There isn't much room in this debate. American automakers have largely ceded this category to the Japanese, with the Chevy Colorado, Dodge Dakota and Ford Ranger being old and woefully neglected in lieu of their full-size siblings. As a result, Nissan and Toyota now are the best choices in this segment.
The Nissan Frontier combines blue-collar utility with an adventurous spirit; it hauls dirt and lumber as effortlessly as it hauls friends, dogs and tailgate parties. A four-cylinder Frontier is available — a good choice if you just need a small runabout. But the optional V6 models are the true workhorses, offering ample torque and acceleration, 3-ton towing capacity and handling that's polite on pavement and composed on trail. Although its flanks now more resemble a midsize pickup and its stiff backseat angle won't endear passengers on long hauls, the Frontier is a solid choice for those seeking a champion multitasker.

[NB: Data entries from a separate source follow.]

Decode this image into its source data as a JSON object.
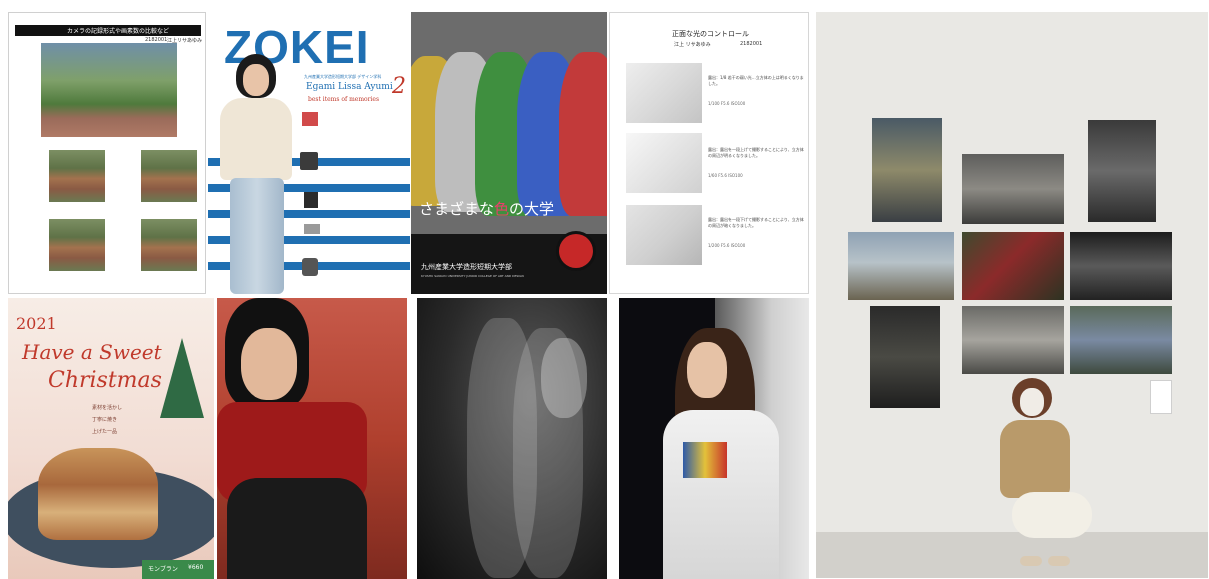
{
  "tiles": {
    "camera_report": {
      "title": "カメラの記録形式や画素数の比較など",
      "meta_id": "2182001",
      "meta_name": "江上リサあゆみ"
    },
    "zokei": {
      "title": "ZOKEI",
      "subtitle_jp": "九州産業大学造形短期大学部 デザイン学科",
      "author": "Egami Lissa Ayumi",
      "issue": "2",
      "tagline": "best items of memories"
    },
    "color_poster": {
      "headline_pre": "さまざまな",
      "headline_accent": "色",
      "headline_post": "の大学",
      "school_jp": "九州産業大学造形短期大学部",
      "school_en": "KYUSHU SANGYO UNIVERSITY JUNIOR COLLEGE OF ART AND DESIGN"
    },
    "light_control": {
      "title": "正面な光のコントロール",
      "author": "江上 リサあゆみ",
      "id": "2182001",
      "rows": [
        {
          "caption": "露出：1/8 若干の弱い光…立方体の上は明るくなりました。",
          "settings": "1/100 F5.6 ISO100"
        },
        {
          "caption": "露出：露出を一段上げて撮影することにより、立方体の周辺が明るくなりました。",
          "settings": "1/60 F5.6 ISO100"
        },
        {
          "caption": "露出：露出を一段下げて撮影することにより、立方体の周辺が暗くなりました。",
          "settings": "1/200 F5.6 ISO100"
        }
      ]
    },
    "christmas": {
      "year": "2021",
      "line1": "Have a Sweet",
      "line2": "Christmas",
      "copy": [
        "素材を活かし",
        "丁寧に焼き",
        "上げた一品"
      ],
      "product": "モンブラン",
      "price": "¥660"
    }
  },
  "colors": {
    "zokei_blue": "#1f6fb2",
    "christmas_red": "#c0392b",
    "poster_accent": "#e8406a"
  }
}
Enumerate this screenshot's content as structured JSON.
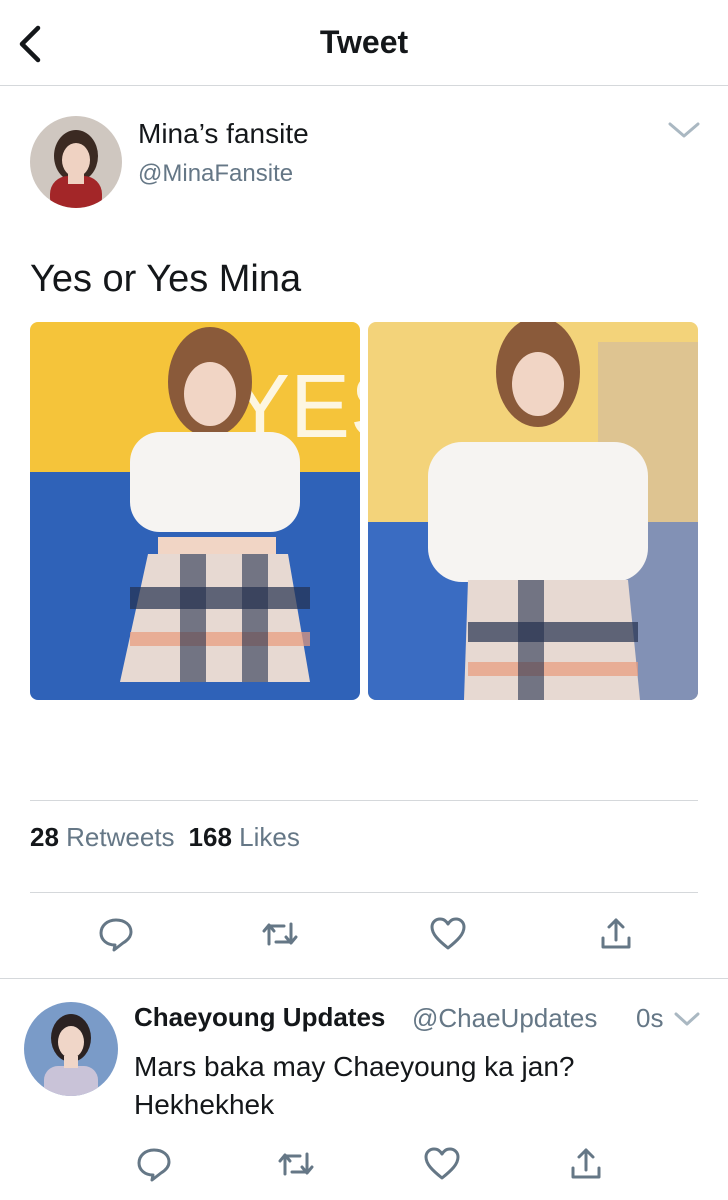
{
  "header": {
    "title": "Tweet",
    "back_icon": "chevron-left-icon"
  },
  "tweet": {
    "author_name": "Mina’s fansite",
    "author_handle": "@MinaFansite",
    "text": "Yes or Yes Mina",
    "photos": [
      {
        "icon": "photo",
        "description_colors": [
          "#f5c43a",
          "#2f62b8"
        ]
      },
      {
        "icon": "photo",
        "description_colors": [
          "#f3d37a",
          "#3a6cc2"
        ]
      }
    ],
    "stats": {
      "retweets_count": "28",
      "retweets_label": "Retweets",
      "likes_count": "168",
      "likes_label": "Likes"
    },
    "actions": [
      "reply-icon",
      "retweet-icon",
      "like-icon",
      "share-icon"
    ]
  },
  "reply": {
    "author_name": "Chaeyoung Updates",
    "author_handle": "@ChaeUpdates",
    "time": "0s",
    "text": "Mars baka may Chaeyoung ka jan? Hekhekhek"
  },
  "colors": {
    "text": "#14171a",
    "secondary": "#657786",
    "divider": "#d5d8db"
  }
}
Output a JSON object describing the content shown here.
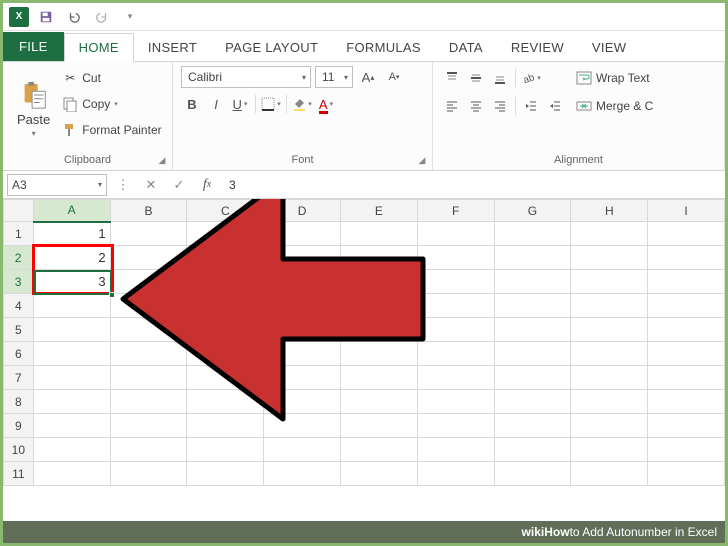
{
  "qat": {
    "app": "X"
  },
  "tabs": {
    "file": "FILE",
    "home": "HOME",
    "insert": "INSERT",
    "pagelayout": "PAGE LAYOUT",
    "formulas": "FORMULAS",
    "data": "DATA",
    "review": "REVIEW",
    "view": "VIEW"
  },
  "ribbon": {
    "clipboard": {
      "paste": "Paste",
      "cut": "Cut",
      "copy": "Copy",
      "painter": "Format Painter",
      "label": "Clipboard"
    },
    "font": {
      "name": "Calibri",
      "size": "11",
      "label": "Font"
    },
    "alignment": {
      "wrap": "Wrap Text",
      "merge": "Merge & C",
      "label": "Alignment"
    }
  },
  "formula": {
    "namebox": "A3",
    "value": "3"
  },
  "grid": {
    "cols": [
      "A",
      "B",
      "C",
      "D",
      "E",
      "F",
      "G",
      "H",
      "I"
    ],
    "rows": [
      "1",
      "2",
      "3",
      "4",
      "5",
      "6",
      "7",
      "8",
      "9",
      "10",
      "11"
    ],
    "cells": {
      "A1": "1",
      "A2": "2",
      "A3": "3"
    }
  },
  "caption": {
    "prefix": "wiki",
    "how": "How",
    "rest": " to Add Autonumber in Excel"
  }
}
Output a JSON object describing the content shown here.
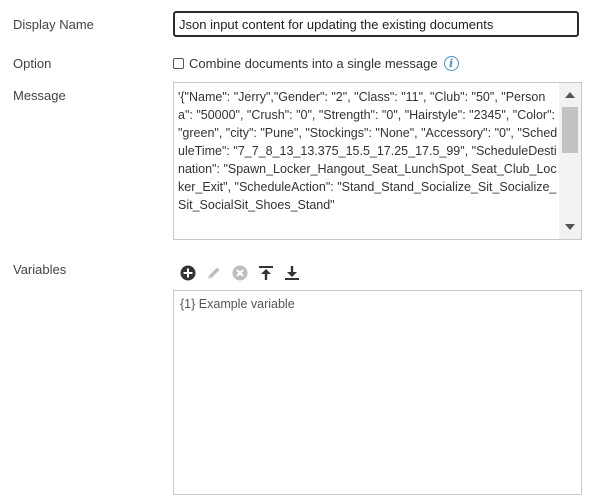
{
  "form": {
    "display_name_label": "Display Name",
    "display_name_value": "Json input content for updating the existing documents",
    "option_label": "Option",
    "option_checkbox_label": "Combine documents into a single message",
    "option_checked": false,
    "message_label": "Message",
    "message_value": "'{\"Name\": \"Jerry\",\"Gender\": \"2\", \"Class\": \"11\", \"Club\": \"50\", \"Persona\": \"50000\", \"Crush\": \"0\", \"Strength\": \"0\", \"Hairstyle\": \"2345\", \"Color\": \"green\", \"city\": \"Pune\", \"Stockings\": \"None\", \"Accessory\": \"0\", \"ScheduleTime\": \"7_7_8_13_13.375_15.5_17.25_17.5_99\", \"ScheduleDestination\": \"Spawn_Locker_Hangout_Seat_LunchSpot_Seat_Club_Locker_Exit\", \"ScheduleAction\": \"Stand_Stand_Socialize_Sit_Socialize_Sit_SocialSit_Shoes_Stand\"",
    "variables_label": "Variables",
    "variables": [
      {
        "text": "{1} Example variable"
      }
    ]
  },
  "icons": {
    "info": "info-icon",
    "add": "plus-circle-icon",
    "edit": "pencil-icon",
    "delete": "x-circle-icon",
    "move_top": "move-to-top-icon",
    "move_bottom": "move-to-bottom-icon"
  },
  "colors": {
    "accent": "#4a90c6",
    "active_icon": "#333333",
    "disabled_icon": "#bdbdbd",
    "border": "#c8c8c8"
  }
}
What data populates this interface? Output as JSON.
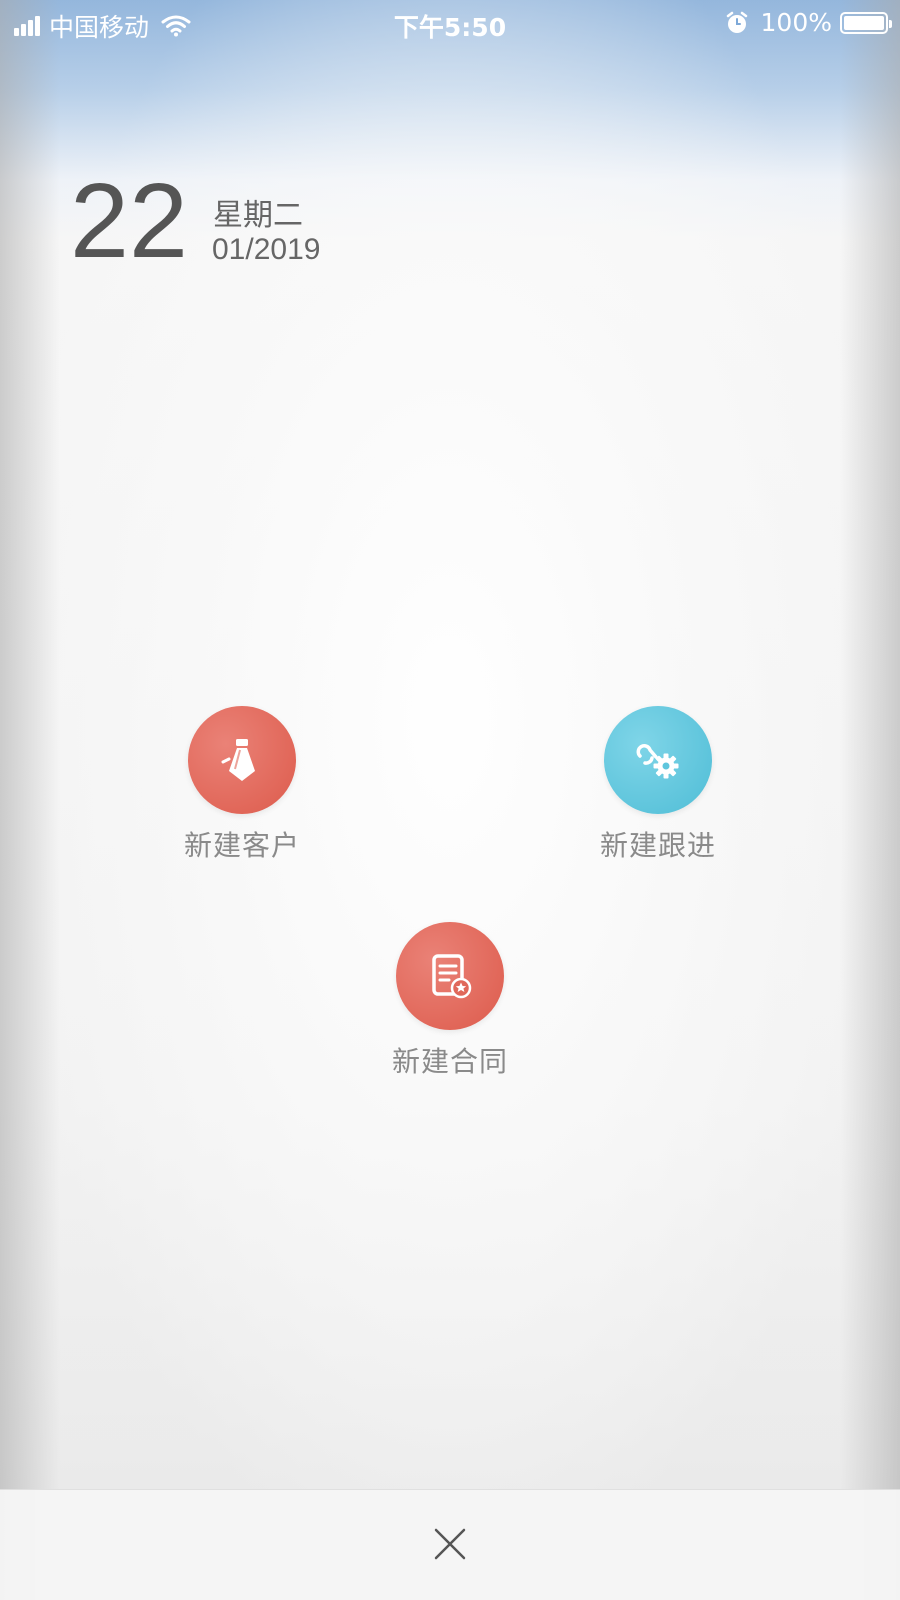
{
  "status_bar": {
    "carrier": "中国移动",
    "time": "下午5:50",
    "battery": "100%",
    "icons": [
      "signal-icon",
      "wifi-icon",
      "alarm-icon",
      "battery-icon"
    ]
  },
  "date": {
    "day": "22",
    "weekday": "星期二",
    "month_year": "01/2019"
  },
  "actions": [
    {
      "label": "新建客户",
      "icon": "tie-icon",
      "color": "#e0685a"
    },
    {
      "label": "新建跟进",
      "icon": "link-gear-icon",
      "color": "#5ec6dd"
    },
    {
      "label": "新建合同",
      "icon": "contract-icon",
      "color": "#e0685a"
    }
  ],
  "close": {
    "icon": "close-icon"
  }
}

The Toyota Tacoma represents the only legitimate competition to the Frontier. It, too, offers four- and six-cylinder engines, similar towing and payload capacities and 5- and 6-foot bed lengths. The Tacoma is offered in three body styles, all available with four-wheel drive (with the exception of the street-oriented X-Runner). Multiple options packages offer more creature comforts than the Frontier, and the Tacoma's interior is generally better, but you really won't go wrong with either choice.